答案：
解：
(1)证明：$\because$四边形$ABCD$是正方形，
$\therefore\angle BAD = \angle D = 90^{\circ}$，$AB = AD = CD$.
$\because DE = CF$，
$\therefore AD - DE = CD - CF$.
$\therefore AE = DF$.
$\therefore\triangle BAE\cong\triangle ADF(SAS)$.
$\therefore\angle ABE = \angle DAF$.
$\therefore\angle ABE + \angle BAF = \angle DAF + \angle BAF = \angle BAD = 90^{\circ}$.

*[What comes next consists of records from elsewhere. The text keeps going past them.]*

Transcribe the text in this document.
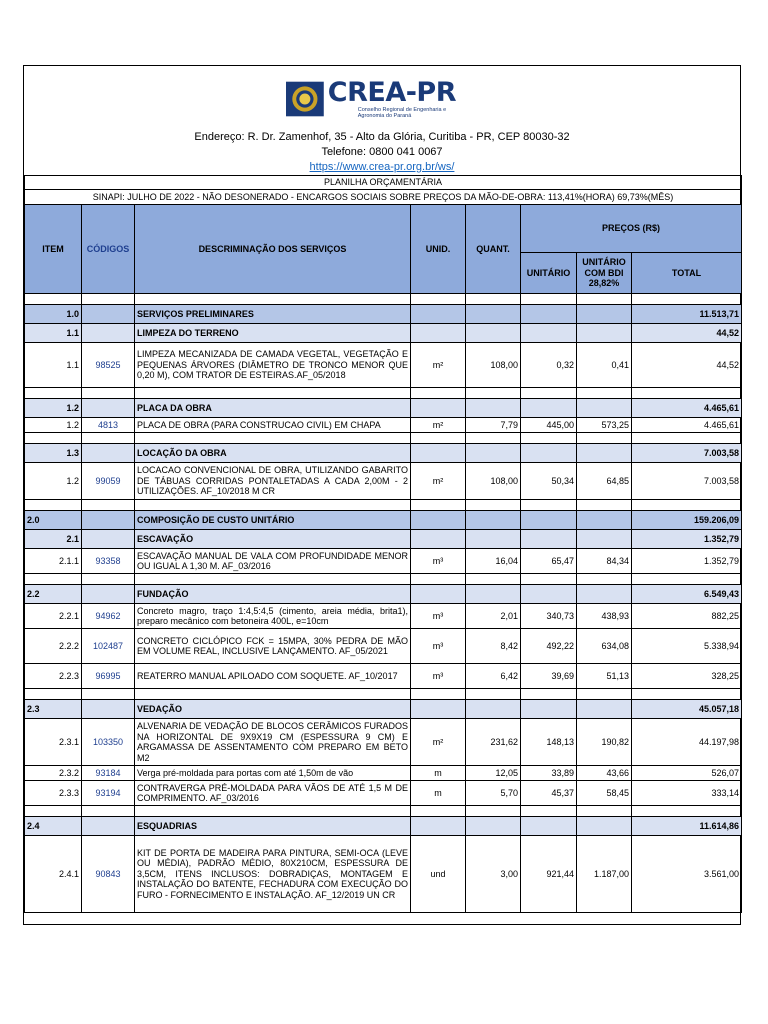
CREA-PR
Conselho Regional de Engenharia e Agronomia do Paraná
Endereço: R. Dr. Zamenhof, 35 - Alto da Glória, Curitiba - PR, CEP 80030-32
Telefone: 0800 041 0067
https://www.crea-pr.org.br/ws/
PLANILHA ORÇAMENTÁRIA							
SINAPI: JULHO DE 2022 - NÃO DESONERADO - ENCARGOS SOCIAIS SOBRE PREÇOS DA MÃO-DE-OBRA: 113,41%(HORA) 69,73%(MÊS)							
ITEM	CÓDIGOS	DESCRIMINAÇÃO DOS SERVIÇOS	UNID.	QUANT.	PREÇOS (R$)		
					UNITÁRIO	UNITÁRIO COM BDI 28,82%	TOTAL

1.0		SERVIÇOS PRELIMINARES					11.513,71
1.1		LIMPEZA DO TERRENO					44,52
1.1	98525	LIMPEZA MECANIZADA DE CAMADA VEGETAL, VEGETAÇÃO E PEQUENAS ÁRVORES (DIÂMETRO DE TRONCO MENOR QUE 0,20 M), COM TRATOR DE ESTEIRAS.AF_05/2018	m²	108,00	0,32	0,41	44,52

1.2		PLACA DA OBRA					4.465,61
1.2	4813	PLACA DE OBRA (PARA CONSTRUCAO CIVIL) EM CHAPA	m²	7,79	445,00	573,25	4.465,61

1.3		LOCAÇÃO DA OBRA					7.003,58
1.2	99059	LOCACAO CONVENCIONAL DE OBRA, UTILIZANDO GABARITO DE TÁBUAS CORRIDAS PONTALETADAS A CADA 2,00M - 2 UTILIZAÇÕES. AF_10/2018 M CR	m²	108,00	50,34	64,85	7.003,58

2.0		COMPOSIÇÃO DE CUSTO UNITÁRIO					159.206,09
2.1		ESCAVAÇÃO					1.352,79
2.1.1	93358	ESCAVAÇÃO MANUAL DE VALA COM PROFUNDIDADE MENOR OU IGUAL A 1,30 M. AF_03/2016	m³	16,04	65,47	84,34	1.352,79

2.2		FUNDAÇÃO					6.549,43
2.2.1	94962	Concreto magro, traço 1:4,5:4,5 (cimento, areia média, brita1), preparo mecânico com betoneira 400L, e=10cm	m³	2,01	340,73	438,93	882,25
2.2.2	102487	CONCRETO CICLÓPICO FCK = 15MPA, 30% PEDRA DE MÃO EM VOLUME REAL, INCLUSIVE LANÇAMENTO. AF_05/2021	m³	8,42	492,22	634,08	5.338,94
2.2.3	96995	REATERRO MANUAL APILOADO COM SOQUETE. AF_10/2017	m³	6,42	39,69	51,13	328,25

2.3		VEDAÇÃO					45.057,18
2.3.1	103350	ALVENARIA DE VEDAÇÃO DE BLOCOS CERÂMICOS FURADOS NA HORIZONTAL DE 9X9X19 CM (ESPESSURA 9 CM) E ARGAMASSA DE ASSENTAMENTO COM PREPARO EM BETO M2	m²	231,62	148,13	190,82	44.197,98
2.3.2	93184	Verga pré-moldada para portas com até 1,50m de vão	m	12,05	33,89	43,66	526,07
2.3.3	93194	CONTRAVERGA PRÉ-MOLDADA PARA VÃOS DE ATÉ 1,5 M DE COMPRIMENTO. AF_03/2016	m	5,70	45,37	58,45	333,14

2.4		ESQUADRIAS					11.614,86
2.4.1	90843	KIT DE PORTA DE MADEIRA PARA PINTURA, SEMI-OCA (LEVE OU MÉDIA), PADRÃO MÉDIO, 80X210CM, ESPESSURA DE 3,5CM, ITENS INCLUSOS: DOBRADIÇAS, MONTAGEM E INSTALAÇÃO DO BATENTE, FECHADURA COM EXECUÇÃO DO FURO - FORNECIMENTO E INSTALAÇÃO. AF_12/2019 UN CR	und	3,00	921,44	1.187,00	3.561,00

$\therefore\angle AGB = 90^{\circ}$.
(2)证明：如图，分别延长$AF$，$BC$交于点$H$.
$\because$四边形$ABCD$是正方形，
$\therefore CB = AD = CD$，$\angle D = \angle BCD = \angle HCF = 90^{\circ}$.
$\because E$是$AD$的中点，
$\therefore DE=\frac{1}{2}AD=\frac{1}{2}CD$.
$\because CF = DE$，
$\therefore CF=\frac{1}{2}CD$.
$\therefore CF = DF$.
$\because\angle AFD = \angle HFC$，$\angle D = \angle HCF = 90^{\circ}$，
$\therefore\triangle ADF\cong\triangle HCF(ASA)$.
$\therefore CH = AD = CB$.
由
(1)知$\angle AGB = 90^{\circ}$，
$\therefore\angle BGH = 90^{\circ}$.
$\therefore CG=\frac{1}{2}BH$.
$\therefore CG = CB$.

(3)$DG$长度的最小值为$\sqrt{5}-1$.